番外篇  我也不看長安眠

番外篇  我也不看長安眠

所有項目全部擱淺,包括發掘向家冰洋的勘察,陳掩最終坐在桌子上一角,胳膊輕鬆垂在腿上,嘆了口氣:“我們本來想幫向鹽一把的……畢竟她活着的時候幫了我們那麼大的線索。”

成嗔攤開手,不置可否,“可是我們還是找不到向家那個神秘接頭人到底在哪裏,雖說不用跟商界大觸接觸,但是也徹底斷絕了我們找到他的概率。”

一個人,如果想在現實世界裏面躲起來,分分鐘的事可以讓大家找不到。

現在又不是聯合國聯邦密探時代了,現實世界裏面稍微嶄露頭角,大規模地發動出去找一個人,一定會被有所忌憚。

戰眉和姚遠第五次打開筆記本電腦,姚遠深深看了戰眉一眼,姚遠本來是半蹲着,“我說戰眉,辛畏留下來的電腦和盤,現在怎麼這麼卡?”

黑客常用的是Linux系統,因為這個系統基本不需要鼠標,但是很難操作,辛畏用的直接是這個版本的最新研究,可是也有一個缺點——隨時隨地在國際官網上查詢什麼,直接被人盯上了之後,順藤摸瓜查到是黑客貧藉,至少是並不太算突出的華國,這樣頂級的裝備系統不費吹灰之力就挖了過去。

世界也不乏對於互聯網過度研究還有沉迷的黑客男孩,這樣頂級的系統就算不拿出去賣個隨手幾萬美金,留下來自己用,跟小夥伴炫耀也足夠牛。

戰眉一邊懊惱地抓抓頭髮,一邊坐在地上搗鼓着從十分鐘之前就開始不斷死機的電腦,一邊表示疑惑,“奇怪,為什麼辛畏留下來的系統加上我們剛買不久的頂級設備,怎麼卡?不兼容也不用這樣啊。”

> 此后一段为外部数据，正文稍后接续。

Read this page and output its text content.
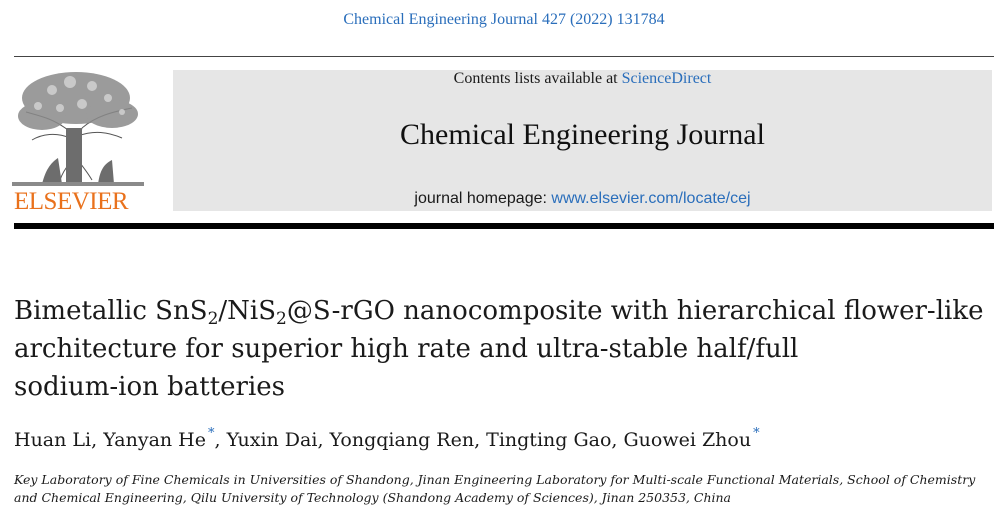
Chemical Engineering Journal 427 (2022) 131784
ELSEVIER
Contents lists available at ScienceDirect
Chemical Engineering Journal
journal homepage: www.elsevier.com/locate/cej
Bimetallic SnS$_2$/NiS$_2$@S-rGO nanocomposite with hierarchical flower-like
architecture for superior high rate and ultra-stable half/full
sodium-ion batteries
Huan Li, Yanyan He *, Yuxin Dai, Yongqiang Ren, Tingting Gao, Guowei Zhou *
Key Laboratory of Fine Chemicals in Universities of Shandong, Jinan Engineering Laboratory for Multi-scale Functional Materials, School of Chemistry and Chemical Engineering, Qilu University of Technology (Shandong Academy of Sciences), Jinan 250353, China
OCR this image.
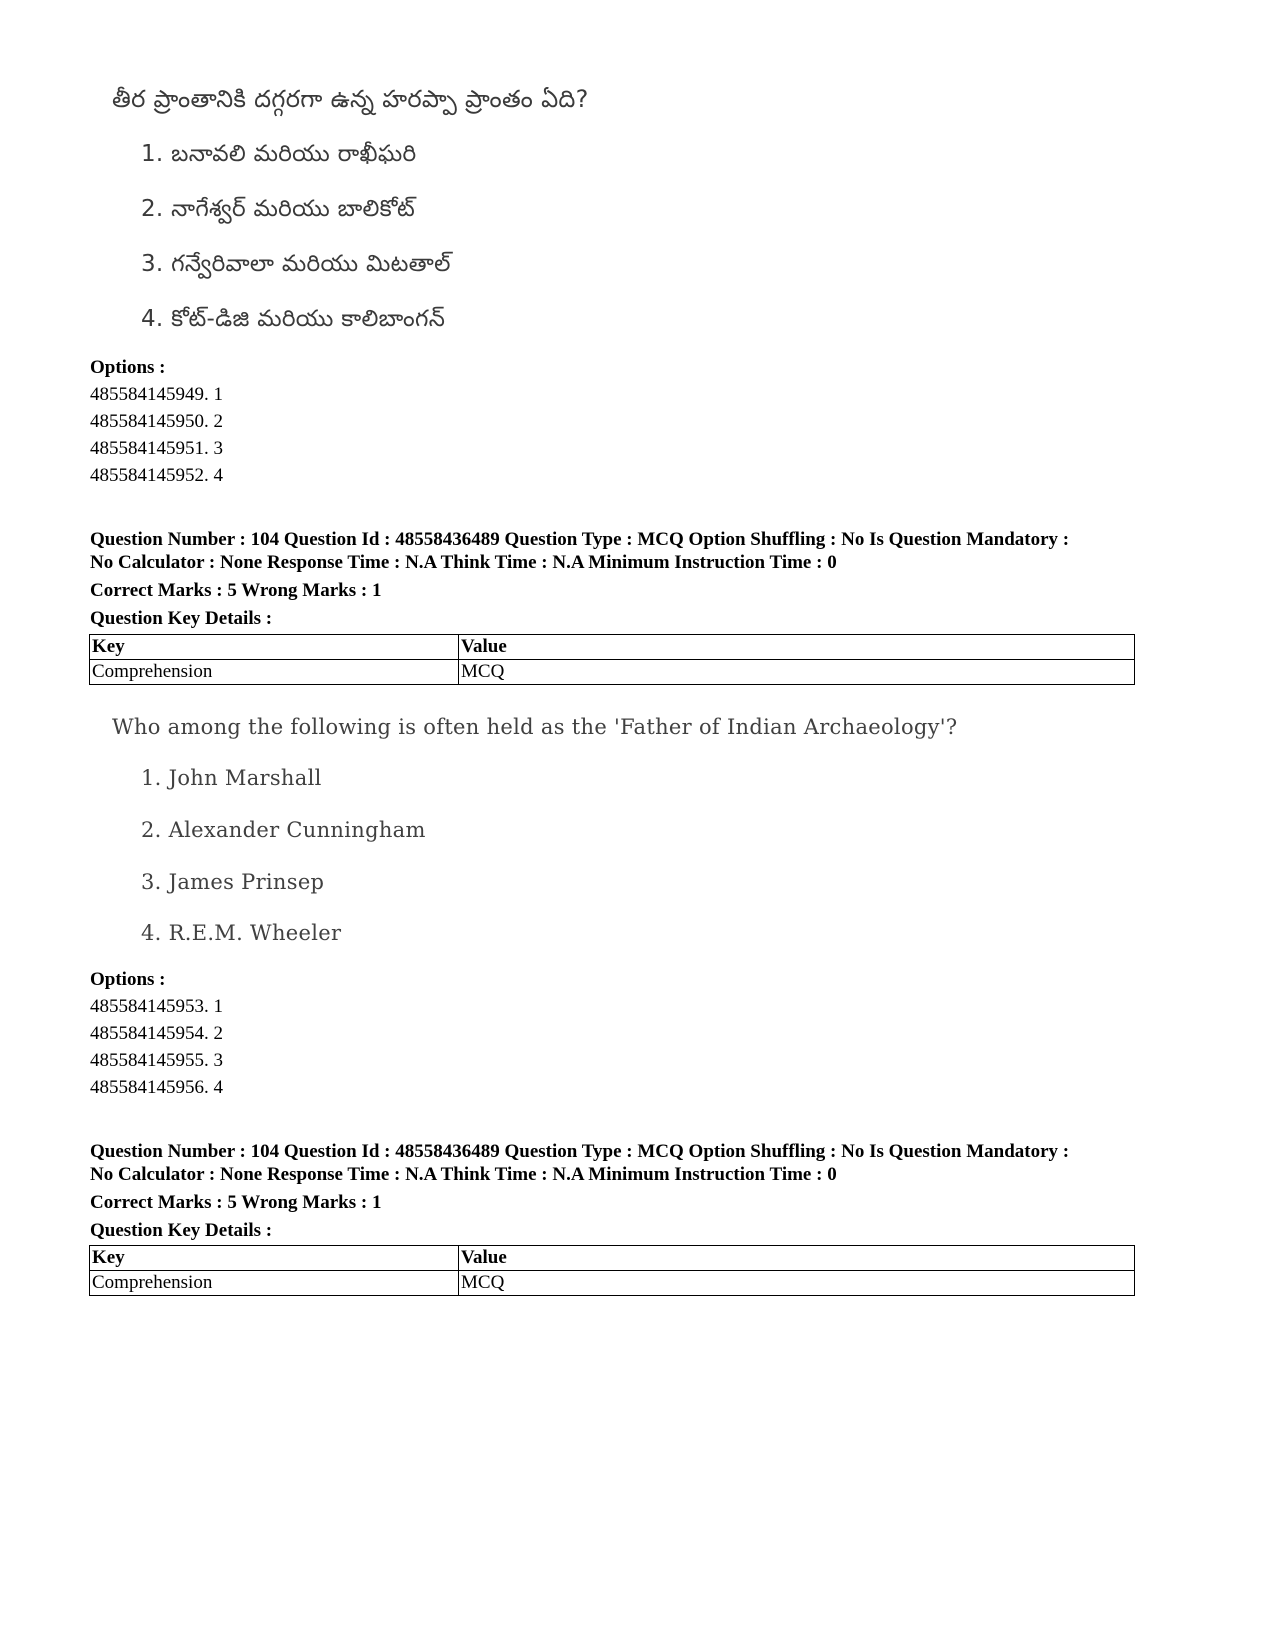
తీర ప్రాంతానికి దగ్గరగా ఉన్న హరప్పా ప్రాంతం ఏది?

1. బనావలి మరియు రాఖీఘరి

2. నాగేశ్వర్ మరియు బాలికోట్

3. గన్వేరివాలా మరియు మిటతాల్

4. కోట్-డిజి మరియు కాలిబాంగన్

Options :

485584145949. 1

485584145950. 2

485584145951. 3

485584145952. 4

Question Number : 104 Question Id : 48558436489 Question Type : MCQ Option Shuffling : No Is Question Mandatory :

No Calculator : None Response Time : N.A Think Time : N.A Minimum Instruction Time : 0

Correct Marks : 5 Wrong Marks : 1

Question Key Details :

Key	Value
Comprehension	MCQ

Who among the following is often held as the 'Father of Indian Archaeology'?

1. John Marshall

2. Alexander Cunningham

3. James Prinsep

4. R.E.M. Wheeler

Options :

485584145953. 1

485584145954. 2

485584145955. 3

485584145956. 4

Question Number : 104 Question Id : 48558436489 Question Type : MCQ Option Shuffling : No Is Question Mandatory :

No Calculator : None Response Time : N.A Think Time : N.A Minimum Instruction Time : 0

Correct Marks : 5 Wrong Marks : 1

Question Key Details :

Key	Value
Comprehension	MCQ
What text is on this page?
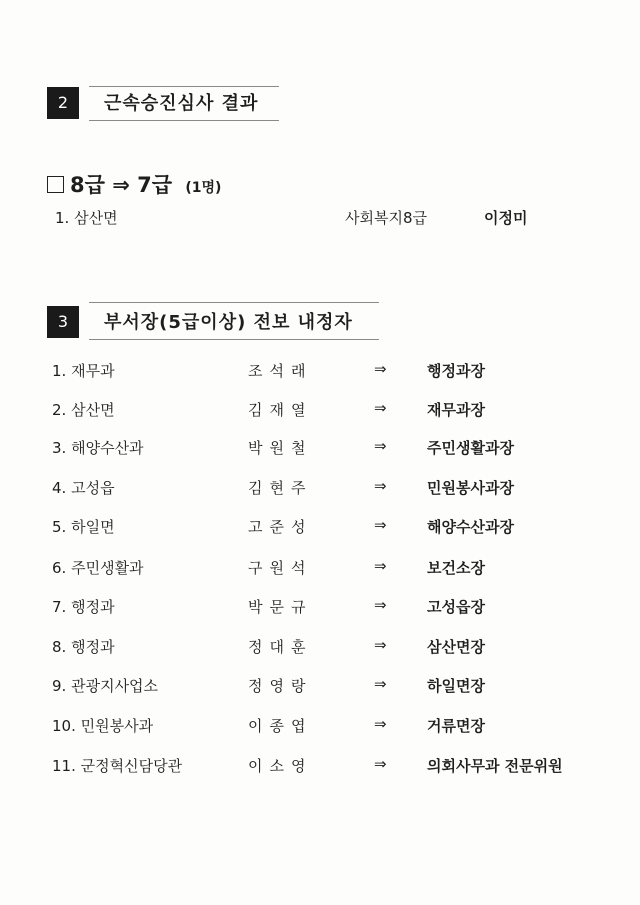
2	근속승진심사 결과
8급 ⇒ 7급 (1명)
1. 삼산면	사회복지8급	이정미
3	부서장(5급이상) 전보 내정자
1. 재무과	조석래	⇒	행정과장
2. 삼산면	김재열	⇒	재무과장
3. 해양수산과	박원철	⇒	주민생활과장
4. 고성읍	김현주	⇒	민원봉사과장
5. 하일면	고준성	⇒	해양수산과장
6. 주민생활과	구원석	⇒	보건소장
7. 행정과	박문규	⇒	고성읍장
8. 행정과	정대훈	⇒	삼산면장
9. 관광지사업소	정영랑	⇒	하일면장
10. 민원봉사과	이종엽	⇒	거류면장
11. 군정혁신담당관	이소영	⇒	의회사무과 전문위원
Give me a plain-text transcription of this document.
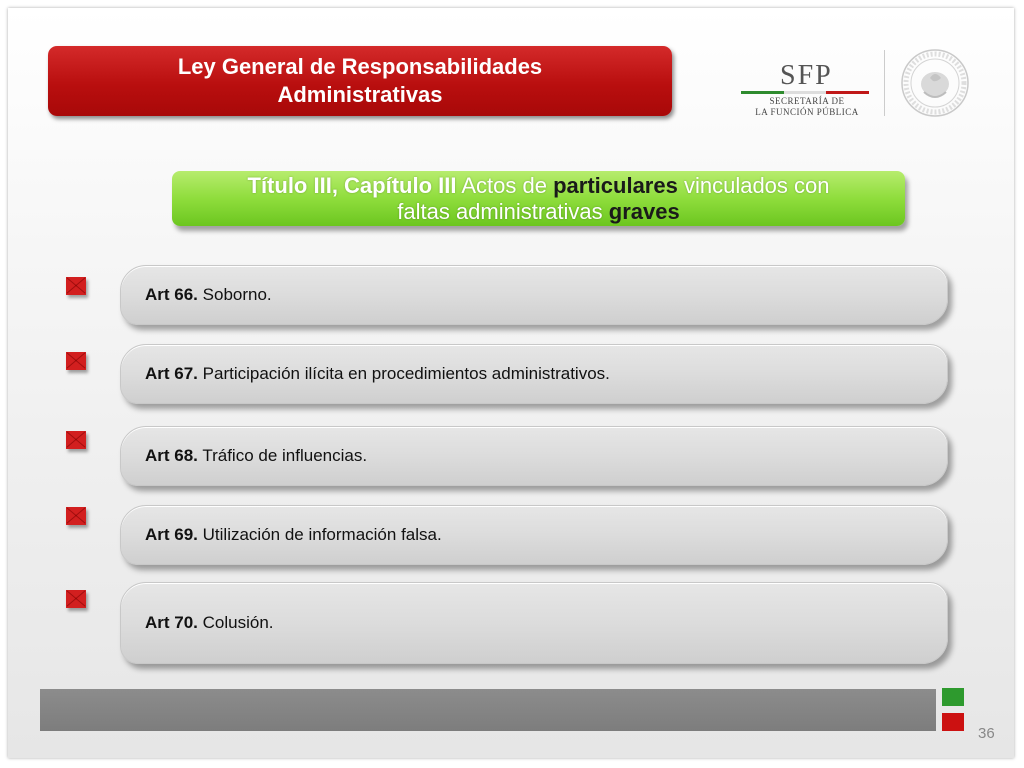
Ley General de Responsabilidades
Administrativas
SFP
SECRETARÍA DE
LA FUNCIÓN PÚBLICA
Título III, Capítulo III Actos de particulares vinculados con
faltas administrativas graves
Art 66. Soborno.
Art 67. Participación ilícita en procedimientos administrativos.
Art 68. Tráfico de influencias.
Art 69. Utilización de información falsa.
Art 70. Colusión.
36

話音剛落,陳掩和成嗔正在說笑的聲音也挺住,成嗔倒了幾杯水遞給大傢伙,她瞥了一眼屏幕,成嗔對於電腦並不精通,但是看向他們焦頭爛額的樣子並不好看,所以只好裝作什麼都沒發現一樣,“喝水。”

成嗔的聲音平靜,甚至沒有施加任何威力,輪到了剛才還坐在地上的戰眉耳朵里則是換了一種生態信號。

不過來……後果自負。

姚遠很不明白,剛才還一臉糾結難過的戰眉為什麼會在一瞬間陰轉晴,陳掩錘了他一下。

“電腦什麼情況?”

“你看。”姚遠今天的頭髮沒吹乾,像是國漫裏面的美少年,驚鴻側頭過去一同看電腦的時候卻發現電腦已經可以重新開機了。

“欸?”姚遠朝着電腦走過去,疑惑滑動屏幕,最後直接氣到吐血,“系統直接默認了。出廠設置。”

戰眉往辛畏的電話輸了幾行字過去,不一會有模有樣地對照着剛剛出爐的信息道,“聽你的敘述,很有可能是被盜了。不要緊,我去追蹤一下這批系統的源頭和銜接源碼,這批系統是我們新研發出來的,全世界本來不超過一百個。”

成嗔聽完這句話沒把水咽下去,反而是咕嚕咕嚕地玩了起來。陳掩瞧見她這副摸樣,正搞不清楚到底是什麼狀況。

聽到這些話之後直接一口水吐在了牆上。

牆面距離不遠,最後水珠子部分又回到了陳掩的臉上。

陳掩過去洗把臉的功夫,辛畏已經搞定了。

電腦頁面重新顯示了像從前一樣的詳情,陳掩嘗試鼓搗屏幕,最後驚訝道,“欸?好用了。”

成嗔捧着水杯,剛剛漱口回來的她很是滿意這個成果,旋即平靜點點頭。

“不錯。”

“你今天怎麼這麼鎮定?沒想着要用殺人槍去威脅國際駭客?”戰眉一眼看穿成嗔平靜淡定的眼神,一語道破。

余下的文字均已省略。